1. Mixing apples, oranges, and fetoscopies: The authors lump together studies of wildly differing quality and surgical approaches (classic hysterotomy, mini-hysterotomy, hybrid fetoscopy, percutaneous fetoscopy), as if they were variations on the same technique. This methodological free-for-all undermines the validity of any comparative conclusions. Clinical and methodological heterogeneity is not acknowledged as a critical flaw, but instead paraded as statistical inclusiveness.
2. Misleading proportions, hollow outcomes: The exclusive use of single-proportion meta-analyses to report outcomes and complications is, at best, naive. No direct comparisons, no adjustments for confounding factors—just raw percentages that invite false equivalencies.

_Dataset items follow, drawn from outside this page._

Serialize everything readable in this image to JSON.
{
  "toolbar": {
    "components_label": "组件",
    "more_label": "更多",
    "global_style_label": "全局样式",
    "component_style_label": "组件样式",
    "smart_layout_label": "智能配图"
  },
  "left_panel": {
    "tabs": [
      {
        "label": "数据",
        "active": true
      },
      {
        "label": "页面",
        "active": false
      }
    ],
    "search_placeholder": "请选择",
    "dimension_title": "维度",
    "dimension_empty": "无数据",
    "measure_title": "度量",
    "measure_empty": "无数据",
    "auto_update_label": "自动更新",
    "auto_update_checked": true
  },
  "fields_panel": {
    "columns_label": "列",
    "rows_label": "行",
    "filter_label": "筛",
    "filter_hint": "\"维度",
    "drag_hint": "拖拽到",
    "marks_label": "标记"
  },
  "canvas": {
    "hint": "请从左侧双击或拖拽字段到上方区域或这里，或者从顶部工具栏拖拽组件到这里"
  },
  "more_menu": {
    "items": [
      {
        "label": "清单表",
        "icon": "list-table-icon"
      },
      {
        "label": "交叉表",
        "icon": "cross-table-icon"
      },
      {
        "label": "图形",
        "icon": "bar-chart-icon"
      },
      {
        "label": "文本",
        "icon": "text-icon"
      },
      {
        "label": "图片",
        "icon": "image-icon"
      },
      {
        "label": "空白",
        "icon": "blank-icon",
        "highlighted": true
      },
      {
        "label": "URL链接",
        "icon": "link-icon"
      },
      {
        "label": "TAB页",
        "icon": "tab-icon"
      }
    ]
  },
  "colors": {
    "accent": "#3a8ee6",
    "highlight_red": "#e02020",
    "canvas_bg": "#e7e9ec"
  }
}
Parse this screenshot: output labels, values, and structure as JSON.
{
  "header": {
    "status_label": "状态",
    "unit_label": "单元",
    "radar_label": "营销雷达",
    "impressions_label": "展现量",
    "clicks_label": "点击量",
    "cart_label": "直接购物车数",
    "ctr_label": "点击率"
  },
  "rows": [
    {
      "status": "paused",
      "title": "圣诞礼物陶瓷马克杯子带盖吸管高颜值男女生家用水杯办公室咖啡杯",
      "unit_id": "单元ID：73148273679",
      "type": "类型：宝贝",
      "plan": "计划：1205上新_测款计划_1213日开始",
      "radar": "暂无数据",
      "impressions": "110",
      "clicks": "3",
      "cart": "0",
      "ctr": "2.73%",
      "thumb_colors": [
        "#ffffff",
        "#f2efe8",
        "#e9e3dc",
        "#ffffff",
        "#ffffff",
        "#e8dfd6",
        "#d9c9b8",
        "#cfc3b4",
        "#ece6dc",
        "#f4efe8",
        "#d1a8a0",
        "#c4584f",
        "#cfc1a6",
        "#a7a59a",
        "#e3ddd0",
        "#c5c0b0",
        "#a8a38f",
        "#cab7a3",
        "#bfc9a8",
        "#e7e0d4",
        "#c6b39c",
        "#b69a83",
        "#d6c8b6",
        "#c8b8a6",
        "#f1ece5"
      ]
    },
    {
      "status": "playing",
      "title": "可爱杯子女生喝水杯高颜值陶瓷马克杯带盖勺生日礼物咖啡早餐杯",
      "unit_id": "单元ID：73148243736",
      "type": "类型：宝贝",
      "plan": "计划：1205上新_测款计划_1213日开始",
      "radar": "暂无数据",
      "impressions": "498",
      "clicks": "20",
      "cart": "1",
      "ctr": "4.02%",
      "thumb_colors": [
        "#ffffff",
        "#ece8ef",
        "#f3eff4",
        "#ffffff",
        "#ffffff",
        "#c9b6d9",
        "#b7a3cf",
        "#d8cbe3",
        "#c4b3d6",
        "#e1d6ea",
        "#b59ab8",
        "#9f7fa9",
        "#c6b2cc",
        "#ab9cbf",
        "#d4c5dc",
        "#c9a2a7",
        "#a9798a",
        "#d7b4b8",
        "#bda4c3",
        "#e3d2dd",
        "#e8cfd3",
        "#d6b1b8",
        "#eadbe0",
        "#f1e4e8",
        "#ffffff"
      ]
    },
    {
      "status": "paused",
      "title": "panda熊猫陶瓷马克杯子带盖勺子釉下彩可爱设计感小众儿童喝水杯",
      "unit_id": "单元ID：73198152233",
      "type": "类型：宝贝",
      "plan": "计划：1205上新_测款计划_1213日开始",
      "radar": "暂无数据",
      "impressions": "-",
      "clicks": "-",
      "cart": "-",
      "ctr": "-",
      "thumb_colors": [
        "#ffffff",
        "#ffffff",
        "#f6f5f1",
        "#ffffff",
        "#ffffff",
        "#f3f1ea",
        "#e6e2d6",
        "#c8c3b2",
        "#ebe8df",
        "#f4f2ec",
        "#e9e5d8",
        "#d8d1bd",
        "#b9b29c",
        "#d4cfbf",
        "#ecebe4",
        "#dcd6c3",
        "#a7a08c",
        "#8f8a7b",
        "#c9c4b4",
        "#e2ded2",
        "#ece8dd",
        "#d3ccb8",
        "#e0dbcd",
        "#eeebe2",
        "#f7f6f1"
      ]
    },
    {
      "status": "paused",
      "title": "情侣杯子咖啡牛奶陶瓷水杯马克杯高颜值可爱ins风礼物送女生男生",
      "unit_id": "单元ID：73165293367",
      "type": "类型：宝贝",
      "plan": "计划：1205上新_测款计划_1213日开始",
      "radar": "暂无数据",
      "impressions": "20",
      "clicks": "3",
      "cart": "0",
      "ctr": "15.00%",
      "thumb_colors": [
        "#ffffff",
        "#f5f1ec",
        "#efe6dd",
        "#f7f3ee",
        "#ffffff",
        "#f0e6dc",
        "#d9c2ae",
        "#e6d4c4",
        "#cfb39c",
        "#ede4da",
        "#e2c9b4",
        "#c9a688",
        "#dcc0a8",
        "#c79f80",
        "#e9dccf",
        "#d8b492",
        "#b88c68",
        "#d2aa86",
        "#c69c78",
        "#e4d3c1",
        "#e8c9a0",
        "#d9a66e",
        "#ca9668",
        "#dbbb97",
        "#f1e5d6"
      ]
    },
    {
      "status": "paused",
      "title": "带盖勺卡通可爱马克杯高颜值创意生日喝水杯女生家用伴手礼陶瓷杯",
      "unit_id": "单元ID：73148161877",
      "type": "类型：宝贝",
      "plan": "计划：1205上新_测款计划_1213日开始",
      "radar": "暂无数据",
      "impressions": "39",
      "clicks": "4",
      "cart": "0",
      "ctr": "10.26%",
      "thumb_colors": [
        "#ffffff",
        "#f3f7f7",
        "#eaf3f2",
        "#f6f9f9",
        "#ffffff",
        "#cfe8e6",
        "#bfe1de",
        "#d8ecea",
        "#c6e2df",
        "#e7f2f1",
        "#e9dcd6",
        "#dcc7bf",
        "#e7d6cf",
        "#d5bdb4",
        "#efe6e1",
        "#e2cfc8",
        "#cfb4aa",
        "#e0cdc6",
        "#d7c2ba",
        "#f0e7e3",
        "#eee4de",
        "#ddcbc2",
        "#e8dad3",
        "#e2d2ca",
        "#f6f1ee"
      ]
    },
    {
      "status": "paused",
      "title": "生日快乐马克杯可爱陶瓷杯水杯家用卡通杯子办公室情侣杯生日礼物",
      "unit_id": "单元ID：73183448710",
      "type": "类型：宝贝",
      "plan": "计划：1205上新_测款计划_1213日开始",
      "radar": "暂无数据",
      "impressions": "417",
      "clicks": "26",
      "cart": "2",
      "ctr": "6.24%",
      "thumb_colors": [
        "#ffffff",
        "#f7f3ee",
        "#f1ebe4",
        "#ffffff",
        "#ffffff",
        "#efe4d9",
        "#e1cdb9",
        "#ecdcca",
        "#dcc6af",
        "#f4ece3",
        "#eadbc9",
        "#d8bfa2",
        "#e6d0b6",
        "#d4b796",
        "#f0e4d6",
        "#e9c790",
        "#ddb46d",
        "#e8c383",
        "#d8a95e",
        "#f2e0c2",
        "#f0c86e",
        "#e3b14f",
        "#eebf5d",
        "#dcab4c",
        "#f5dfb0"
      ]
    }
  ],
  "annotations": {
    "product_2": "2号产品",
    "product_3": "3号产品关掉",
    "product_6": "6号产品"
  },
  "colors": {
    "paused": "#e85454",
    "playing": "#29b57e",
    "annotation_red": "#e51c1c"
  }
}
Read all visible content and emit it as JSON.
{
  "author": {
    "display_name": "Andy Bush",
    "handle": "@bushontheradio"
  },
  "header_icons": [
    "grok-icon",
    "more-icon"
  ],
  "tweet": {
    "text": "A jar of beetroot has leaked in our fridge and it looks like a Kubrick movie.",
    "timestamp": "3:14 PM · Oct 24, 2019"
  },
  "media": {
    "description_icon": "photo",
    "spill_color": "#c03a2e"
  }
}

A reader might come away thinking that 80% PROM in percutaneous fetoscopy is comparable to 15% preterm birth in mini-hysterotomy. This is not just misleading—it’s dangerous.
3. White-coat selection bias: By limiting inclusion to studies that mirror the MOMS trial criteria, the authors create an artificial homogeneity that favors prenatal surgery outcomes while ignoring broader real-world diversity. While they claim to assess risk of bias, no meaningful integration or critical discussion of bias is provided in the results or conclusions.
4. The illusion of functional benefit: Ambiguous claims about toddlers walking at 30 months are presented without context: no survival bias correction, no clarity on assessment methods, and no accounting for socioeconomic, neurological, or rehabilitative variables. Crucially, maternal long-term quality of life, psychosocial impact, and economic cost are entirely omitted. What we’re left with is a sterile list of percentages with no human dimension.
5. Self-congratulatory conclusions: The article ends by suggesting that its data should inform clinical decision-making. In reality, it offers a descriptive inventory of complications without analytical depth, cost-benefit appraisal, or any patient-centered perspective. A catalog of numbers is not a compass for care.
Final verdict: This is not clarification—it is confusion dressed in statistics. Rather than advancing understanding, this paper reinforces a superficial narrative by aggregating inconsistent data without critical rigor. In a field that urgently needs nuanced clinical insight, this was a wasted opportunity.